Hi! Thank you for releasing such a wonderful work. How DAM is generated was a bit unclear to me when reading the paper. Assuming there are N tokens in total from the encoder (considering one feature level, then N = H x W), and M object queries:

1. Regarding "In the case of the dense attention, DAM can be easily obtained by summing up attention maps from every decoder layer", do you mean the cross-attention with shape N x M?
2. Regarding "produces a single map of the same size as the feature map from the backbone", how is this achieved? Could you help walk through the calculation and the shapes of the tensors?
3. Why not directly use the DAM to select the top-k tokens and why have a separate scoring network?

Thanks! I look forward to your reply.

Hi, thanks for your interest in our works!

Let's assume there are N tokens from the encoder output and M object queries from the decoder. Then DAM will be constructed as a vector of size N, as same as encoder token length.

1. In the case of dense attention, (cross) attention map is calculated by softmax(QK^T/\\sqrt{d}), of shape M x N. Then by summing up each row, a vector of size N will be obtained as DAM. In the case of deformable attention, please refer to Appendix A.2 Dam Creation in Deformable Attention or https://github.com/kakaobrain/sparse-detr/blob/main/util/dam.py#L29-L67.

2. Here, let's consider only one decoder layer. (For multiple layers, total DAM will be a sum of each layer's DAM.)

   In the case of dense attention, DAM will be a row sum of softmax(QK^T/\\sqrt{d}).
   In the case of deformable attention,

   a. Obtain sampling_locations and attention_weights. (Dimensions are in https://github.com/kakaobrain/sparse-detr/blob/main/util/dam.py#L30-31)
   b. Accumulate attention_weights at position sampling_locations, using bilinear interpolation.
   c. Finally, the result will be a vector of size N.

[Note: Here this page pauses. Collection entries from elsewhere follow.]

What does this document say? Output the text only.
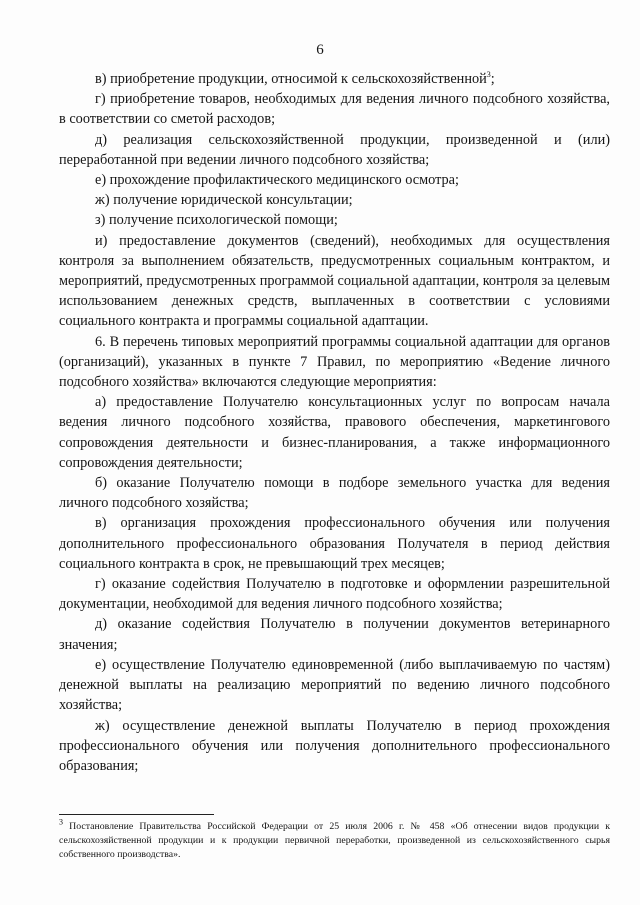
6

в) приобретение продукции, относимой к сельскохозяйственной$^3$;

г) приобретение товаров, необходимых для ведения личного подсобного хозяйства, в соответствии со сметой расходов;

д) реализация сельскохозяйственной продукции, произведенной и (или) переработанной при ведении личного подсобного хозяйства;

е) прохождение профилактического медицинского осмотра;

ж) получение юридической консультации;

з) получение психологической помощи;

и) предоставление документов (сведений), необходимых для осуществления контроля за выполнением обязательств, предусмотренных социальным контрактом, и мероприятий, предусмотренных программой социальной адаптации, контроля за целевым использованием денежных средств, выплаченных в соответствии с условиями социального контракта и программы социальной адаптации.

6. В перечень типовых мероприятий программы социальной адаптации для органов (организаций), указанных в пункте 7 Правил, по мероприятию «Ведение личного подсобного хозяйства» включаются следующие мероприятия:

а) предоставление Получателю консультационных услуг по вопросам начала ведения личного подсобного хозяйства, правового обеспечения, маркетингового сопровождения деятельности и бизнес-планирования, а также информационного сопровождения деятельности;

б) оказание Получателю помощи в подборе земельного участка для ведения личного подсобного хозяйства;

в) организация прохождения профессионального обучения или получения дополнительного профессионального образования Получателя в период действия социального контракта в срок, не превышающий трех месяцев;

г) оказание содействия Получателю в подготовке и оформлении разрешительной документации, необходимой для ведения личного подсобного хозяйства;

д) оказание содействия Получателю в получении документов ветеринарного значения;

е) осуществление Получателю единовременной (либо выплачиваемую по частям) денежной выплаты на реализацию мероприятий по ведению личного подсобного хозяйства;

ж) осуществление денежной выплаты Получателю в период прохождения профессионального обучения или получения дополнительного профессионального образования;

$^3$ Постановление Правительства Российской Федерации от 25 июля 2006 г. № 458 «Об отнесении видов продукции к сельскохозяйственной продукции и к продукции первичной переработки, произведенной из сельскохозяйственного сырья собственного производства».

3. In the forward path, decoder cross attentions proceed after the encoder proceeds. Before encoder top-k token selection, DAM cannot be created, thus cannot be used. Therefore, we let a scoring network predicts DAM (before its creation) and select encoder top-k tokens based on the scoring prediction.

Feel free to ask further questions, thanks!

@JWoong-Shin I found that when accumulating attention_weights at position sampling_locations, here the sampling_locations is a float number, DAM scatter the attention_weights to the corresponding token location according to sampling_locations, thus here requires an inverse bilinear interpolation instead of bilinear interpolation.

@JWoong-Shin I found that when accumulating attention_weights at position sampling_locations, here the sampling_locations is a float number, DAM scatter the attention_weights to the corresponding token location according to sampling_locations, thus here requires an inverse bilinear interpolation instead of bilinear interpolation.

sparse-detr/util/dam.py

Line 64 in 1ea7a06

weights = (attention_weights * valid_mask * margin).flatten(1)

.

Sorry, I don't get the point. In deformable attention, it borrows values (V) weighted by attention weight that bilinear interpolation is applied. Then, in the perspective of the value token (V), its referenced amount (count in discrete case) is a sum of the attention weights of every query. Therefore, still, bilinear interpolation should be used. The detailed formula is described in Appendix A.2. If I'm missing something please let me know.

@JWoong-Shin I give a figure to explain my question:

As the figure shows, we assume the sampling_locations is (x, y) with attention_weights , the goal of DAM is to accumulate the attention of token i.e, (x1, y1), (x1, y2), (x2, y1), (x2, y2) from sampling_locations, i.e. (x, y). The implementation is to scatter add the attention_weights to the token locations according to the distance between token locations and sampling_locations, right?

However, the bilinear interpolation usually is an inverse version of the above operation, i.e, given the value of token locations and the interpolated location, to calculate the value of interpolated location(x, y).

the goal of DAM is to accumulate the attention of token i.e, (x1, y1), (x1, y2), (x2, y1), (x2, y2) from sampling_locations, i.e. (x, y).

Yes, for some query q, it will obtain value by A * G((x,y), (x1, y1)) * v(x1, y1) + ..., where A is attention_weights, G is a bilinear interpolation kernel, and v is the value at the point (x1, y1).

In other words, for the query q, it references (x1, y1) by A * G((x,y), (x1, y1)). (I think we are having different understanding here).

Therefore, in the perspective of gridpoint (x1, y1), the DAM value is accumulated by A * G((x,y), (x1, y1)) for the query q, and summing over every query, DAM is created. (Sum is not conducted inside the attn_map_to_flat_grid method. The method obtains interpolated attention weights in the grid shape, and then obtain DAM by summing over decoder queries and decoder layers:

In other words, for the query q, it references (x1, y1) by A * G((x,y), (x1, y1)). (I think we are having different understanding here).

Yeah, I get this now. The goal is to obtain the attention_weights of reference points for each query, instead of the attention_weights * value of reference points.

@JWoong-Shin Thanks for your quick response.